After reuniting with his family, did Saroo still remember how to speak the language he had known as a child?
As a child, Saroo spoke Hindi. He didn’t remember much of the language, and after being reunited with his mother and family in India, he could only speak a few sentences.

Why is the movie called “Lion”?

When Saroo reunited with his biological mother, he heard her say his name and realized that he had always mispronounced his own name. His first name is Sheru, which means “lion” in Hindi. -A long way home

Was Saroo’s brother Guddu really killed?

Yes. Shortly after reuniting with his mother and family, Saroo asked him where his older brother Guddu was, the brother he had been with at the station 25 years earlier. His mother announced that Guddu’s body was found just a month after Saroo disappeared. Guddu was discovered on the train tracks, his arm had been severed and he was missing an eye. It is believed that he died the same night he was supposed to return for Saroo, which might explain why he never returned. It’s also possible that Guddu returned after Saroo freaked out and boarded the train, causing Guddu to fetch him. Saroo’s mother never knew exactly what caused Guddu to fall off the train. Has he lost his balance? Was he pushed? She had lost two sons in an instant. Saroo said that there were no photos of his brother, only memories of him. -60 minutes

After reuniting with his biological family, did Saroo Brierley return to India?

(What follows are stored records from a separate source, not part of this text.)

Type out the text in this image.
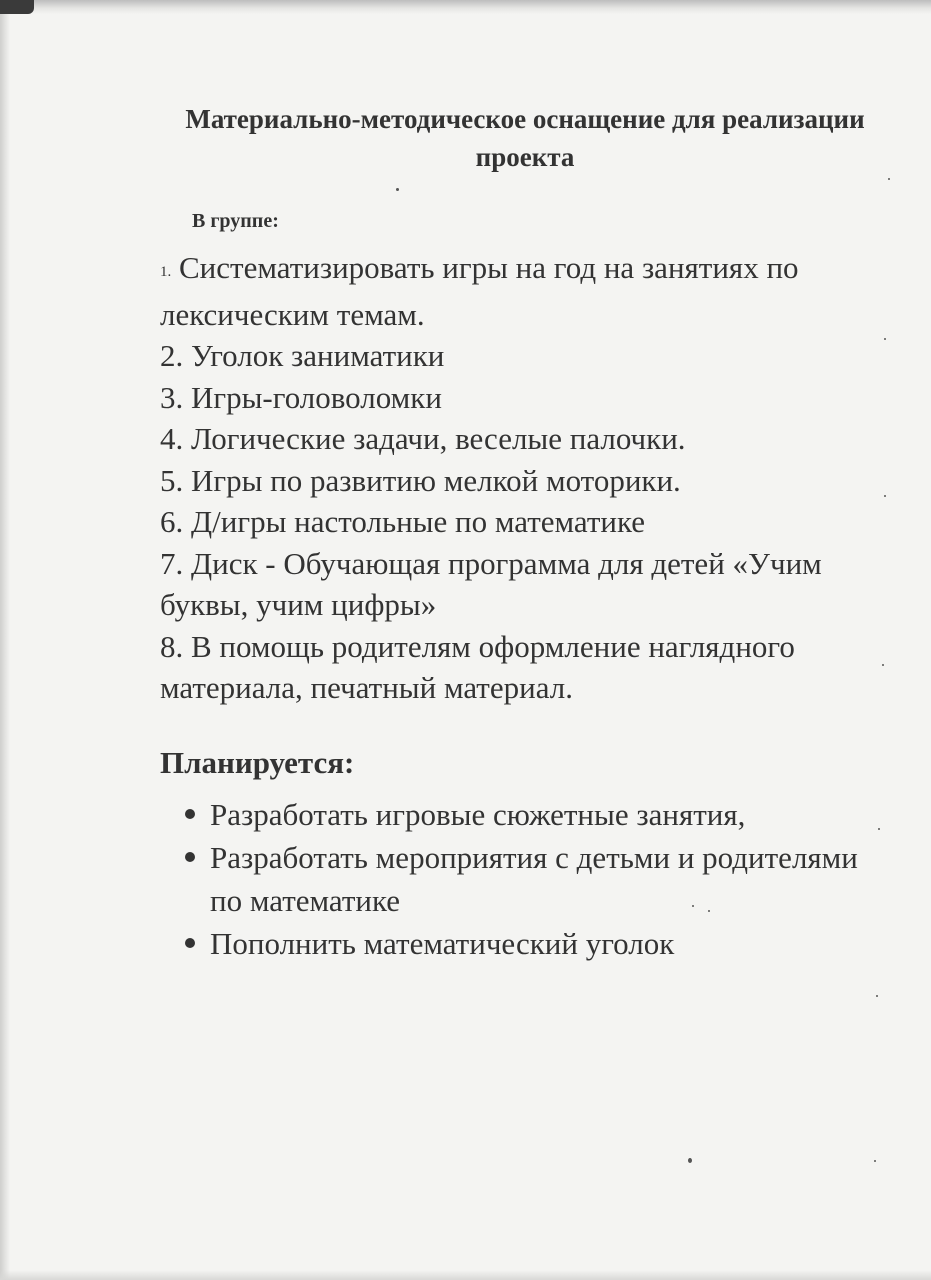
Материально-методическое оснащение для реализации проекта
В группе:
1. Систематизировать игры на год на занятиях по лексическим темам.
2. Уголок заниматики
3. Игры-головоломки
4. Логические задачи, веселые палочки.
5. Игры по развитию мелкой моторики.
6. Д/игры настольные по математике
7. Диск - Обучающая программа для детей «Учим буквы, учим цифры»
8. В помощь родителям оформление наглядного материала, печатный материал.
Планируется:
Разработать игровые сюжетные занятия,
Разработать мероприятия с детьми и родителями по математике
Пополнить математический уголок
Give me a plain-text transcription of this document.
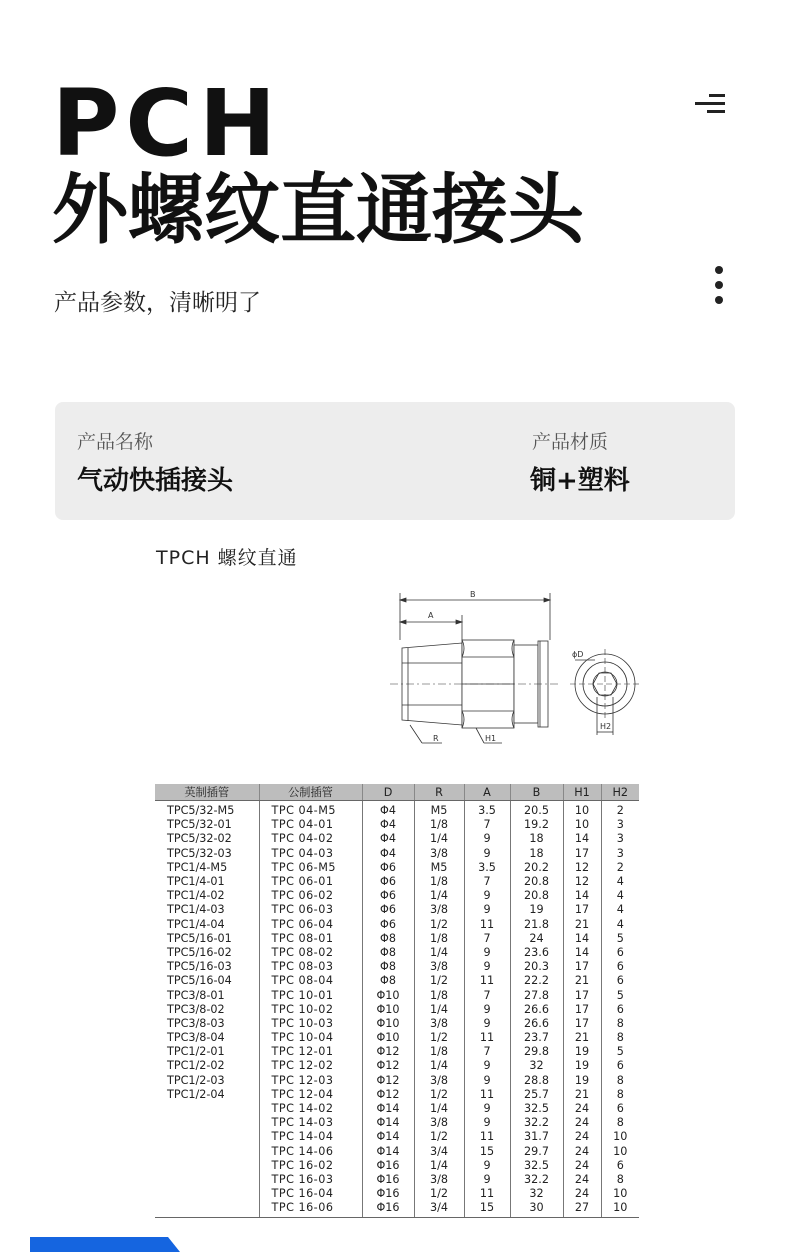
PCH
外螺纹直通接头
产品参数，清晰明了
产品名称
气动快插接头
产品材质
铜+塑料
TPCH 螺纹直通
B
A
R	H1
ϕD
H2
英制插管	公制插管	D	R	A	B	H1	H2
TPC5/32-M5	TPC 04-M5	Φ4	M5	3.5	20.5	10	2
TPC5/32-01	TPC 04-01	Φ4	1/8	7	19.2	10	3
TPC5/32-02	TPC 04-02	Φ4	1/4	9	18	14	3
TPC5/32-03	TPC 04-03	Φ4	3/8	9	18	17	3
TPC1/4-M5	TPC 06-M5	Φ6	M5	3.5	20.2	12	2
TPC1/4-01	TPC 06-01	Φ6	1/8	7	20.8	12	4
TPC1/4-02	TPC 06-02	Φ6	1/4	9	20.8	14	4
TPC1/4-03	TPC 06-03	Φ6	3/8	9	19	17	4
TPC1/4-04	TPC 06-04	Φ6	1/2	11	21.8	21	4
TPC5/16-01	TPC 08-01	Φ8	1/8	7	24	14	5
TPC5/16-02	TPC 08-02	Φ8	1/4	9	23.6	14	6
TPC5/16-03	TPC 08-03	Φ8	3/8	9	20.3	17	6
TPC5/16-04	TPC 08-04	Φ8	1/2	11	22.2	21	6
TPC3/8-01	TPC 10-01	Φ10	1/8	7	27.8	17	5
TPC3/8-02	TPC 10-02	Φ10	1/4	9	26.6	17	6
TPC3/8-03	TPC 10-03	Φ10	3/8	9	26.6	17	8
TPC3/8-04	TPC 10-04	Φ10	1/2	11	23.7	21	8
TPC1/2-01	TPC 12-01	Φ12	1/8	7	29.8	19	5
TPC1/2-02	TPC 12-02	Φ12	1/4	9	32	19	6
TPC1/2-03	TPC 12-03	Φ12	3/8	9	28.8	19	8
TPC1/2-04	TPC 12-04	Φ12	1/2	11	25.7	21	8
	TPC 14-02	Φ14	1/4	9	32.5	24	6
	TPC 14-03	Φ14	3/8	9	32.2	24	8
	TPC 14-04	Φ14	1/2	11	31.7	24	10
	TPC 14-06	Φ14	3/4	15	29.7	24	10
	TPC 16-02	Φ16	1/4	9	32.5	24	6
	TPC 16-03	Φ16	3/8	9	32.2	24	8
	TPC 16-04	Φ16	1/2	11	32	24	10
	TPC 16-06	Φ16	3/4	15	30	27	10
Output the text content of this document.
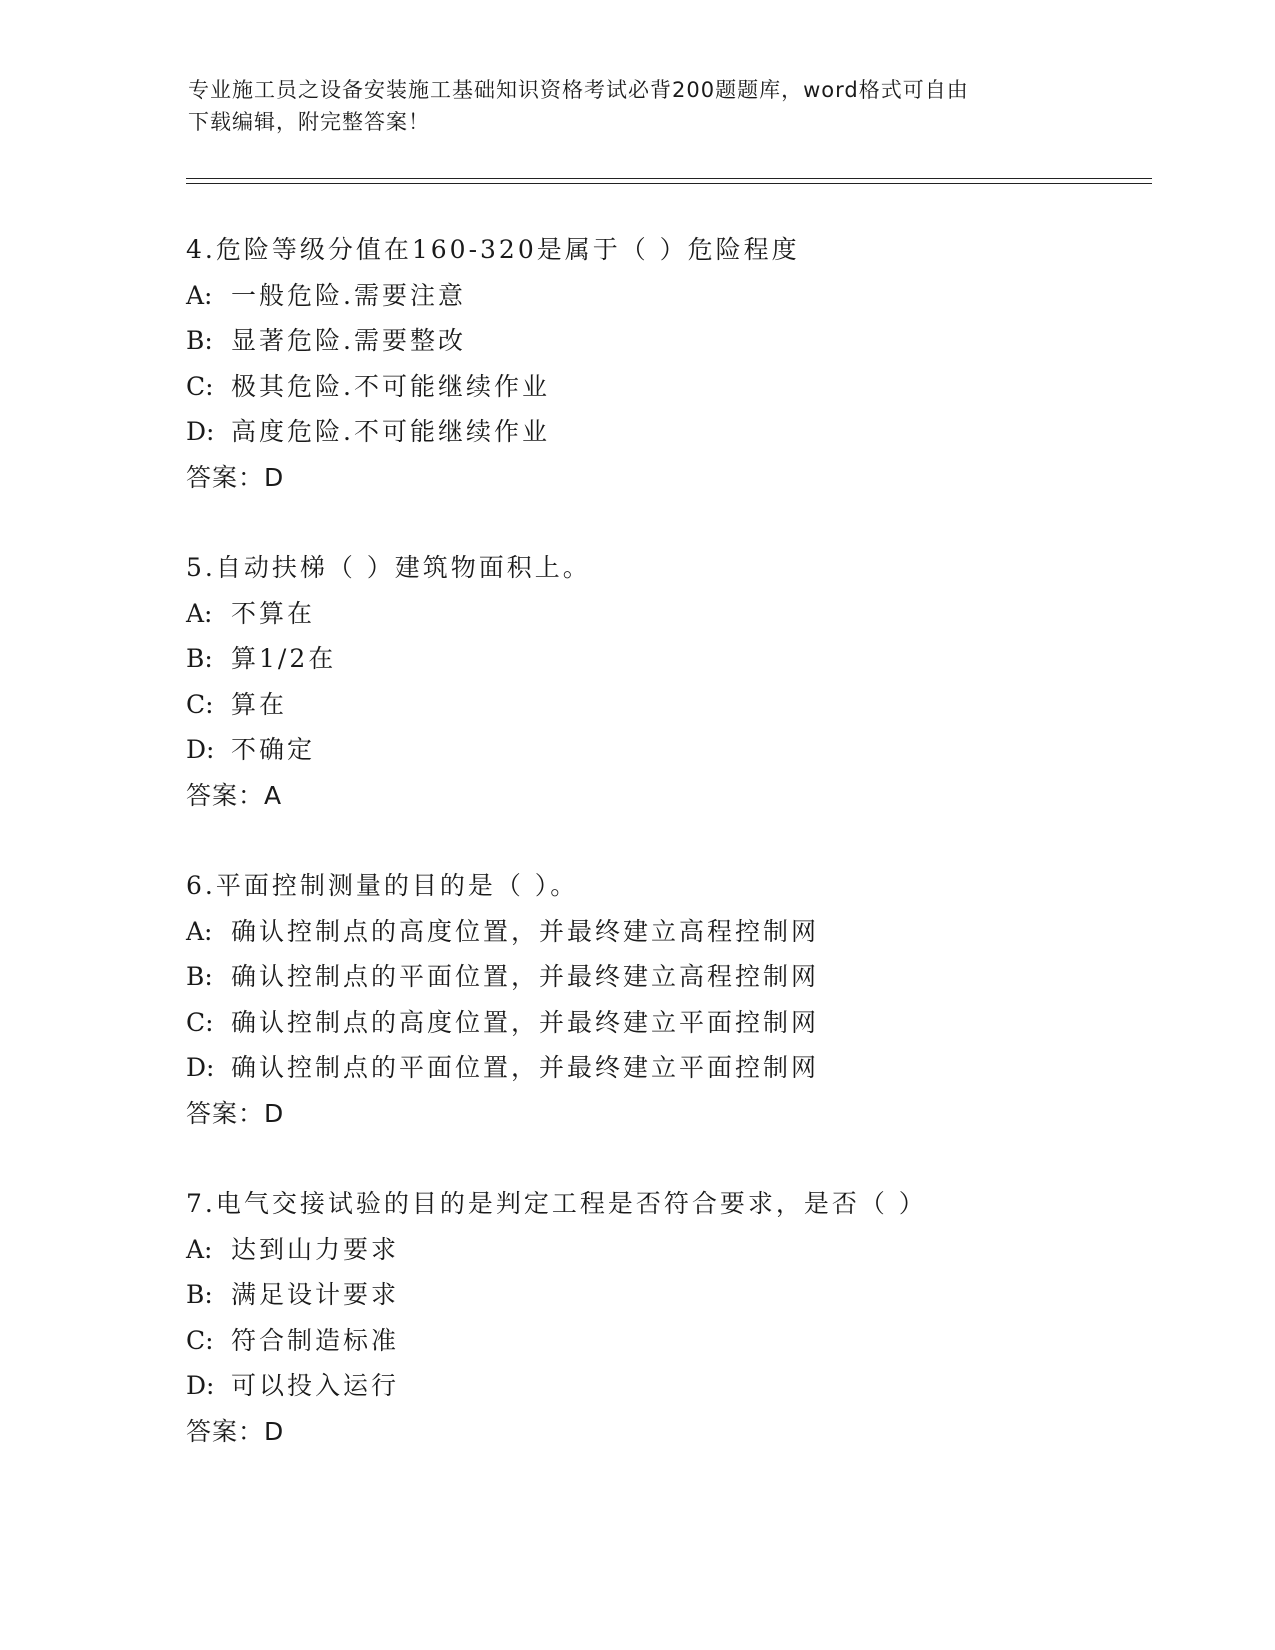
专业施工员之设备安装施工基础知识资格考试必背200题题库，word格式可自由
下载编辑，附完整答案！
4.危险等级分值在160-320是属于（ ）危险程度
A: 一般危险.需要注意
B: 显著危险.需要整改
C: 极其危险.不可能继续作业
D: 高度危险.不可能继续作业
答案：D
5.自动扶梯（ ）建筑物面积上。
A: 不算在
B: 算1/2在
C: 算在
D: 不确定
答案：A
6.平面控制测量的目的是（ ）。
A: 确认控制点的高度位置，并最终建立高程控制网
B: 确认控制点的平面位置，并最终建立高程控制网
C: 确认控制点的高度位置，并最终建立平面控制网
D: 确认控制点的平面位置，并最终建立平面控制网
答案：D
7.电气交接试验的目的是判定工程是否符合要求，是否（ ）
A: 达到山力要求
B: 满足设计要求
C: 符合制造标准
D: 可以投入运行
答案：D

No, but after being reunited he said he hoped to build a relationship with Kamala, his birth mother (she changed her name to Fatima after converting to Islam). “It’s where I live,” Saroo said of Australia, where he has responsibilities and his adoptive family. “When I come back [to India], sooner or later, we can start building our relationship again.” Kamala wants to be with him but does not want him to move to Khandwa, where there is nothing. She considered moving to Australia but realizes it would be a huge change where no one could talk to her.

He hopes to visit India once or twice a year and keep in touch with her on the phone. He also sends her $100 a month for living expenses, which she was reluctant to accept.

“It kind of took a weight off my shoulders,” Saroo said. “Instead of going to bed at night and thinking, ‘How is my family? Are they still alive? “I know in my head now I can let those questions rest.